Following a long civil war, which ended in 2006, and a tumultuous decade with high levels of political tension, Nepal adopted a new constitution in 2015 and conducted largely peaceful elections in 2017. The vote was followed by the merger of two nominally communist parties as levels of violence and political contestation declined. Nepal has the world’s only democratically elected communist government.

By the end of 2020, factional disputes in the unified Nepal Communist Party came to a head. Prime Minister K. P. Sharma Oli dissolved the parliament and called for midterm elections in April-May 2021. On February 23, 2021, however, the Supreme Court of Nepal reversed this decision, reinstating elected lawmakers and asking the government to call a meeting of parliament within 13 days. The original electoral timeline is expected to go ahead, with voting in November 2022.

The armed Biplav group, a peacetime breakaway faction of the Maoist party, carried out a wave of attacks in 2019. A vigorous state security response did not seem to deter the group, although it has been less visible since the pandemic. Citing frustration with the pandemic response and the ruling NCP’s irreconcilable factional feuds, groups of royalists have begun to call for the restoration of the monarchy. Tensions in the southern plains of the Terai lowlands, where groups have sought greater autonomy and the protection of minority rights, have subsided. However, broader ethnic and identity-based tensions remain unaddressed, including disagreements over the federal structure of Nepal and struggles over what secularism means for the rights of minority religions.
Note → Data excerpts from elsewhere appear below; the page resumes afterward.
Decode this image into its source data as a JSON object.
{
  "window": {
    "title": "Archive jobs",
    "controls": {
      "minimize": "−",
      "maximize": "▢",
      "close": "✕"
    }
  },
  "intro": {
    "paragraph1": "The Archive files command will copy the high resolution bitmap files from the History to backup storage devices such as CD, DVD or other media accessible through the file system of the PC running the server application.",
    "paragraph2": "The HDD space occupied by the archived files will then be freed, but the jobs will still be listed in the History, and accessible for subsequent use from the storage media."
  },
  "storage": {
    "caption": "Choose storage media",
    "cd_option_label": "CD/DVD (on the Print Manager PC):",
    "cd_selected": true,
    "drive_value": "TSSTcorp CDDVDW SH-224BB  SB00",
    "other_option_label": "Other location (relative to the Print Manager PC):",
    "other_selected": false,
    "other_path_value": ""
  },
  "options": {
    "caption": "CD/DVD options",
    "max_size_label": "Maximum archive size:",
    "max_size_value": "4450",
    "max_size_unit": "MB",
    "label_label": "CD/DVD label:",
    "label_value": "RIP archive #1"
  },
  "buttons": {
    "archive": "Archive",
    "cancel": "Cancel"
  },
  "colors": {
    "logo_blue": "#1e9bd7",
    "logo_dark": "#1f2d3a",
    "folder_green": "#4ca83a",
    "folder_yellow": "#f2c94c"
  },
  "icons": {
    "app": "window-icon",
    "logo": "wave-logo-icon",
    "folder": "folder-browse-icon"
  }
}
Other entrenched forms of conflict, including gender-based and caste-based violence, remain prevalent. Land and resource disputes, which represent the majority of court cases, rarely lead to major violence but can be locally significant, especially when they occur along caste divides. As elsewhere, Nepalis are increasingly connected to the internet, but the government has been accused of increasingly autocratic behavior following new legislation to clamp down on defamation.